Residents of the war-ravaged Gaza Strip offered prayers amid the ruins of mosques and homes on Friday for the start of the three-day feast of Eid al-Adha, with little left to celebrate and with food supplies growing ever scarcer.

Palestinians across the war-ravaged Gaza Strip marked the start of one of Islam’s most important holidays with prayers outside destroyed mosques and homes on Friday, with little hope the war with Israel will end soon.

With much of Gaza in rubble, men, women and children were forced to hold the traditional Eid al-Adha prayers in the open air, and with food supplies dwindling, families were having to make do with what they could scrape together for the three-day feast.

“This is the worst feast that the Palestinian people have experienced because of the unjust war against the Palestinian people,” said Kamel Emran after attending prayers in the southern city of Khan Younis. “There is no food, no flour, no shelter, no mosques, no homes, no mattresses. … The conditions are very, very harsh.”

The Islamic holiday begins on the 10th day of the Islamic lunar month of Dhul-Hijja, during the Hajj season in Saudi Arabia. For the second year, Muslims in Gaza were not able to travel to Saudi Arabia to perform the traditional pilgrimage.

In Gaza City on Friday, Sanaa Al-Ghola, a displaced woman from Shejaiyah, stood in the rubble of a badly damaged graveyard near a partially collapsed mosque. She had come to pray for her son, Mohamed al-Ghoul, who she said was killed in shelling last month after going to his grandfather’s house to get flour. His father was wounded in the attack.

“We lost our home, money, and everything,” she said, crying as she held her son’s photo. “There is no more Eid after you’re gone, my son.”

Families at a displacement tent camp in Muwasi faced a grim first day of Eid al-Adha.

Tahrir Abu Jazar, 36, of Rafah, warmed up leftover lentils and cooked rice inside her tent, but said she had no bread to feed her five children, who sat on the bare ground nearby.

“There are no Eid celebrations now as there is no new clothes or sacrificial meat, or monetary gifts, or joy,” she said, reminiscing over Eid days before the war when the children had meat. “My son went out and tried to celebrate Eid and was scared of the warplane, so he came back.”

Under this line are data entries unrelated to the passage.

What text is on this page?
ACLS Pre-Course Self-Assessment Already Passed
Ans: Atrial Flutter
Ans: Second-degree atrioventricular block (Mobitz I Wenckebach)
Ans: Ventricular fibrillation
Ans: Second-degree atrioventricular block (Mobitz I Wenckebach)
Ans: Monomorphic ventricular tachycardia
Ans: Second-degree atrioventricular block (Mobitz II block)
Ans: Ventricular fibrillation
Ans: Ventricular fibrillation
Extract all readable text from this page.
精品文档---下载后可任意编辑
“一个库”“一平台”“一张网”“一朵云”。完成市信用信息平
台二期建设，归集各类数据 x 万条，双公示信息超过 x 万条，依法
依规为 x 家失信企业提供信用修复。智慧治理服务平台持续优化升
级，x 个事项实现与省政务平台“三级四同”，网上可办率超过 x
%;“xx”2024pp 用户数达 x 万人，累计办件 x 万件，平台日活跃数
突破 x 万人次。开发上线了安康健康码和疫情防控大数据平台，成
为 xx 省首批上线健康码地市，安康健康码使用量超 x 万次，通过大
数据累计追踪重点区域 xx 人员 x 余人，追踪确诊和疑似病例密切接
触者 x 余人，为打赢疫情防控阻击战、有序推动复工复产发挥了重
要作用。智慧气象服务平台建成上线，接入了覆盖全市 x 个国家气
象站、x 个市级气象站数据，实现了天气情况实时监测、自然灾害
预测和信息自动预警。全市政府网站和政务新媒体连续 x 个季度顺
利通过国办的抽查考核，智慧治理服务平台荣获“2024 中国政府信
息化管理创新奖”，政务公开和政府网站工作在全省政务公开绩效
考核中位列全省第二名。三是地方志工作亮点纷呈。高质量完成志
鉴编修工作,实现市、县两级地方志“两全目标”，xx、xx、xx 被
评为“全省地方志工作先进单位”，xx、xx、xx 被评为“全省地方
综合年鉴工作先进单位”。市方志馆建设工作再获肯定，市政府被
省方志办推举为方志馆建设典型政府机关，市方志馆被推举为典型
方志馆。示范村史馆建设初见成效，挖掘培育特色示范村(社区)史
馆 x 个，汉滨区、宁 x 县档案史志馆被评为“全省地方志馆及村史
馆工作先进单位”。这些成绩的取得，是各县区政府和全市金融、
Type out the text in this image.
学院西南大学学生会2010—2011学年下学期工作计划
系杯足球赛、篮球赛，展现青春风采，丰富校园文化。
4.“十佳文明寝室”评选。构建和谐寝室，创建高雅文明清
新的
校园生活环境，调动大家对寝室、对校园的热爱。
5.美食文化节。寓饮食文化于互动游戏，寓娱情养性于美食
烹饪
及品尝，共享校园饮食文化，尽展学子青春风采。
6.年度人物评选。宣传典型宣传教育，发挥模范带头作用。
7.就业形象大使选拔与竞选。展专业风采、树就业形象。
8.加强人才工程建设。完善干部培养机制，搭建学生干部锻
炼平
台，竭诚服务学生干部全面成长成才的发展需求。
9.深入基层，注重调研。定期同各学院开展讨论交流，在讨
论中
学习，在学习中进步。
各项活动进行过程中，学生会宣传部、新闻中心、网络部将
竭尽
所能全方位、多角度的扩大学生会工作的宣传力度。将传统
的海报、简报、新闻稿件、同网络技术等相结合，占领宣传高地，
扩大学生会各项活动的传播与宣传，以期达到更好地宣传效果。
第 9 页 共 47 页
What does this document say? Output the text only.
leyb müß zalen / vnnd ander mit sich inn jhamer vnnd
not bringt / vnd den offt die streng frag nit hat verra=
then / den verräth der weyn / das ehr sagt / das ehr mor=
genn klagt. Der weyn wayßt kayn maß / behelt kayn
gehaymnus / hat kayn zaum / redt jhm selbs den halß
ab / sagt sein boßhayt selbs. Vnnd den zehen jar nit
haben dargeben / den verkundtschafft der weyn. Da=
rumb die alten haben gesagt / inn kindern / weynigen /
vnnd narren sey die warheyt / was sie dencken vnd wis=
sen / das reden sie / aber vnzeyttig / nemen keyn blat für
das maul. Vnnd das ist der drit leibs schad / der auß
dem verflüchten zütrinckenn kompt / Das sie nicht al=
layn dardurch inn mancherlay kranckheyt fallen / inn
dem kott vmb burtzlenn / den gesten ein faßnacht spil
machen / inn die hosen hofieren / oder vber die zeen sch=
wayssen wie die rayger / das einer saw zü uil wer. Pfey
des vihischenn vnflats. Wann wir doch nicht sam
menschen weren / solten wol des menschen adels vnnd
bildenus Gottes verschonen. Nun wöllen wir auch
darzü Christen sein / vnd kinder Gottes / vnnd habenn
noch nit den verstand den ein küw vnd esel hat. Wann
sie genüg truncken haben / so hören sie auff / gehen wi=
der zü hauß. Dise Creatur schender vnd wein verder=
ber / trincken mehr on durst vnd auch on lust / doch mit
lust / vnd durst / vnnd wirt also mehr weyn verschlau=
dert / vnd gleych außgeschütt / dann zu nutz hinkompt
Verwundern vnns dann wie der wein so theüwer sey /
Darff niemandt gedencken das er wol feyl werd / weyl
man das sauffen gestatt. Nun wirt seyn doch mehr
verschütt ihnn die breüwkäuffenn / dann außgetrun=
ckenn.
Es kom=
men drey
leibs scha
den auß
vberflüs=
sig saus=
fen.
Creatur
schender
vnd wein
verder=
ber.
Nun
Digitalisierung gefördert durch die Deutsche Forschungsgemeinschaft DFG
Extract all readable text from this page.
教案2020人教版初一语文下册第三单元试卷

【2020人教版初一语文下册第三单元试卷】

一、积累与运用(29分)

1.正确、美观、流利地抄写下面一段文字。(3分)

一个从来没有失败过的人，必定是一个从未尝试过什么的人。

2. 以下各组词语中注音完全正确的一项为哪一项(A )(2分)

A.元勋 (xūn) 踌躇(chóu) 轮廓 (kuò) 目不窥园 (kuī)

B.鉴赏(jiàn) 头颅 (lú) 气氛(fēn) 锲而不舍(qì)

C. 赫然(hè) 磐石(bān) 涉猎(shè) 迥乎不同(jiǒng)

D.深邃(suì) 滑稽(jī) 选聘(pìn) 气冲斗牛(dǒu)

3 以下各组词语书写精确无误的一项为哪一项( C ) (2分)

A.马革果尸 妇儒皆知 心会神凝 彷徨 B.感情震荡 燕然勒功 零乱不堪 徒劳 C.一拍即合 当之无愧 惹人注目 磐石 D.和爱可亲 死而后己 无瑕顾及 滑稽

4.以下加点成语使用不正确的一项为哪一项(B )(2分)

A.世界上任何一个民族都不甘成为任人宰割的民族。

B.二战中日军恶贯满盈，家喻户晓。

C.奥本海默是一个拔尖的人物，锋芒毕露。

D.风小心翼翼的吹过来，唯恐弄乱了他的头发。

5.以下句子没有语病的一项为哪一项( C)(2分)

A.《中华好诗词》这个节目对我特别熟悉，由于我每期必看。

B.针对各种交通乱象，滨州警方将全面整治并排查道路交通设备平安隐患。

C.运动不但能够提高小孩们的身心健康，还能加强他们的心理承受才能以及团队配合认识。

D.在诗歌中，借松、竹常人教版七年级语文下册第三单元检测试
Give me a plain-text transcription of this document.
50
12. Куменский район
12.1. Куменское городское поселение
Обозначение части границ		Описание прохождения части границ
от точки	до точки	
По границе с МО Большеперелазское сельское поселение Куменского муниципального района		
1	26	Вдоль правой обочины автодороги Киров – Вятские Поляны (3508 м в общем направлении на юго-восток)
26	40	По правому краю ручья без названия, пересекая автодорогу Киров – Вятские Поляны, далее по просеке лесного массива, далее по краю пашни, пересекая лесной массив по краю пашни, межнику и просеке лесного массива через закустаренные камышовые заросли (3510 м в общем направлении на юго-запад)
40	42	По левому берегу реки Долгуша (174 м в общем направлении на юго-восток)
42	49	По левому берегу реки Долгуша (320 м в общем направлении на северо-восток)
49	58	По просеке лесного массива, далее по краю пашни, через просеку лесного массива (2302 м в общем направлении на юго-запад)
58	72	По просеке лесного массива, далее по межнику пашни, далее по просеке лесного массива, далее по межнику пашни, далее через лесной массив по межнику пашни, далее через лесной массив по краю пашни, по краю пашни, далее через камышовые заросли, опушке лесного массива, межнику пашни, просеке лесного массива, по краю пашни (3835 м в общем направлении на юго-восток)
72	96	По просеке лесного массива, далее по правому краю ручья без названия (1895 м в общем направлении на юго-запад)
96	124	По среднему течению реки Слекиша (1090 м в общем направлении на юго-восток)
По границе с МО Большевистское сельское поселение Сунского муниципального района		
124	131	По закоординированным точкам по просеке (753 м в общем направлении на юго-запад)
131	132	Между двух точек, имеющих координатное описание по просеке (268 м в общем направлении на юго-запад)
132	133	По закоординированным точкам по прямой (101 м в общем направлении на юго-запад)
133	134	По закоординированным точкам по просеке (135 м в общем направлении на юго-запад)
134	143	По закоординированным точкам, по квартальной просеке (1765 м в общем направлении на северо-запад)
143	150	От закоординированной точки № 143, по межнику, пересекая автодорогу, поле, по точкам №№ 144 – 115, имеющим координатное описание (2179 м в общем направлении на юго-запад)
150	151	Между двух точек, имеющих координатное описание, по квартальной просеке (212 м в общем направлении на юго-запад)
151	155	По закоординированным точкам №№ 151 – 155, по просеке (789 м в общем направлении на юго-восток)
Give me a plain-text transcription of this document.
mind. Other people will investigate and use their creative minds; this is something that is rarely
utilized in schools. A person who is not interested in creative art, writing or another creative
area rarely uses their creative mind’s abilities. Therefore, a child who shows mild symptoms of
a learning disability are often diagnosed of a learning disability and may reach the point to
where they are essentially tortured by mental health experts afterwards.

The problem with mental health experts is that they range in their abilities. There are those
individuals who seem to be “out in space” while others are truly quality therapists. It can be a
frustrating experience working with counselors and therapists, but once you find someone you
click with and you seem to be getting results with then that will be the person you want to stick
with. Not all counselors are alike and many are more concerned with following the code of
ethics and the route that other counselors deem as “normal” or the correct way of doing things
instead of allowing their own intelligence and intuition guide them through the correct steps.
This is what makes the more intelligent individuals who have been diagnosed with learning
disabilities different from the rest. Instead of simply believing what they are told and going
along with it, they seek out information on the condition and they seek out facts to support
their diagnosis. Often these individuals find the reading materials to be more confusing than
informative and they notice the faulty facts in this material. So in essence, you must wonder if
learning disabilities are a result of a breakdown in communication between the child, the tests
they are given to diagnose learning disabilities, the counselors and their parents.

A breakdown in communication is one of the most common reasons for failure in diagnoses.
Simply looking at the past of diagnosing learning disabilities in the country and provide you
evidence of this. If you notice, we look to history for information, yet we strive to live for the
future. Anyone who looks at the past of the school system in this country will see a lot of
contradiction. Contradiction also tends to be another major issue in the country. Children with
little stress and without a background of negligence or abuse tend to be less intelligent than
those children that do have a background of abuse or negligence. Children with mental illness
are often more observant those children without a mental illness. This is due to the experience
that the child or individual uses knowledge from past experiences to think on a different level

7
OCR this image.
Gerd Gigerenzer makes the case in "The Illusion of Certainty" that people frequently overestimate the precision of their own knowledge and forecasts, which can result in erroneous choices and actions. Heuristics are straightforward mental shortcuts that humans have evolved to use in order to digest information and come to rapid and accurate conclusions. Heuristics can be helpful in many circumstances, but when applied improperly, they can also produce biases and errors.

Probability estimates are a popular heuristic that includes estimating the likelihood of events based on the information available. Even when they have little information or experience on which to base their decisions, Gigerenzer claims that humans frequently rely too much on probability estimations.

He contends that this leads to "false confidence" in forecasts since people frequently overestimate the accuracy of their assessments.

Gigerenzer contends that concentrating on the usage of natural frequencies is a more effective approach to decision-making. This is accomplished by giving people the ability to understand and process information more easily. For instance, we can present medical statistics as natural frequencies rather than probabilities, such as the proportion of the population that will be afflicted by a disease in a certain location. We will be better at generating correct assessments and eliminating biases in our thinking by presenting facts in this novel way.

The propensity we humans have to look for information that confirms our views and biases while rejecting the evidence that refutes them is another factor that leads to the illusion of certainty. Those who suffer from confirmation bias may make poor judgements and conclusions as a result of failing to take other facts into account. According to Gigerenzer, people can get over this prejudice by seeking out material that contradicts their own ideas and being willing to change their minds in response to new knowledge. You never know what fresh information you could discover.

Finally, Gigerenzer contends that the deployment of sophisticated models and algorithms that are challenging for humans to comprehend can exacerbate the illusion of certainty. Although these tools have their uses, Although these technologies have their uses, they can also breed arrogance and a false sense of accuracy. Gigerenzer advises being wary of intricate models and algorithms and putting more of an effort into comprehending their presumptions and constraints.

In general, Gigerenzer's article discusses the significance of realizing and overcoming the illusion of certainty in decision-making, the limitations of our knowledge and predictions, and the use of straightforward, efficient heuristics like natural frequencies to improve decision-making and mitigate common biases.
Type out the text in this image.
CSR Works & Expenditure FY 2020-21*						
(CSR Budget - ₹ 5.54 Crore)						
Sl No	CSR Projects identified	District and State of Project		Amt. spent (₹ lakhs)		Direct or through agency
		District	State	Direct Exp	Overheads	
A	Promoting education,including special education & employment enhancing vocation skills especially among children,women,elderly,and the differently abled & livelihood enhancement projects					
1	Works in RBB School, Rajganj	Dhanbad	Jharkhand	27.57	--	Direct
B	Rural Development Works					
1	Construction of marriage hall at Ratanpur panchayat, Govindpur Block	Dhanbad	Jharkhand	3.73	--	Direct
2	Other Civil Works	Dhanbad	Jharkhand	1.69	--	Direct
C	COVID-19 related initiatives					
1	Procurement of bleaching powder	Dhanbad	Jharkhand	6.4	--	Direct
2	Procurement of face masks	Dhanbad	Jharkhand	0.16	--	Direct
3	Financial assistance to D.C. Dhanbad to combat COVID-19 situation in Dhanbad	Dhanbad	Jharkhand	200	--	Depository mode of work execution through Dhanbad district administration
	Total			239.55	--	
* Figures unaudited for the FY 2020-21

In the southern city of Rafah, nine people were killed on their way to try and collect humanitarian aid at various distribution points, according to officials at Nasser Hospital in nearby Khan Younis, where the bodies were brought. Eight died from gunshot wounds and the ninth person from shrapnel injuries.

The Israeli military had no immediate comment on the hospital’s claim but said it was looking into the report.

The Gaza Humanitarian Foundation (GHF), a newly formed group of mainly American contractors that Israel wants to use to replace humanitarian groups in Gaza that distribute aid in coordination with the UN, told The Associated Press that reports of violence in Rafah were inaccurate and that aid distribution was completed “peacefully and without incident”.

In northern Gaza on Friday, Israel issued a new warning to civilians saying the military was about to undertake intensive operations in an area after it said rockets were fired toward Israel from the sector.

Meanwhile, the military said four Israeli soldiers were killed Friday in southern Gaza when an explosive detonated as they searched a Hamas compound in Khan Younis, causing part of a building to collapse. Five soldiers were injured, one seriously, spokesperson Effie Defrin said.

The war broke out on Oct. 7, 2023, when Hamas-led militants launched a surprise attack on Israel, killing some 1,200 people, mostly civilians, and abducted 251 hostages. They are still holding 56 hostages, around a third of them believed to be alive, after most of the rest were released in ceasefire agreements or other deals.

Since then, Israel has killed more than 54,000 Palestinians in its military campaign, primarily women and children, according to the Gaza health ministry.

The offensive has destroyed large parts of Gaza and displaced around 90% of its population of roughly 2 million Palestinians.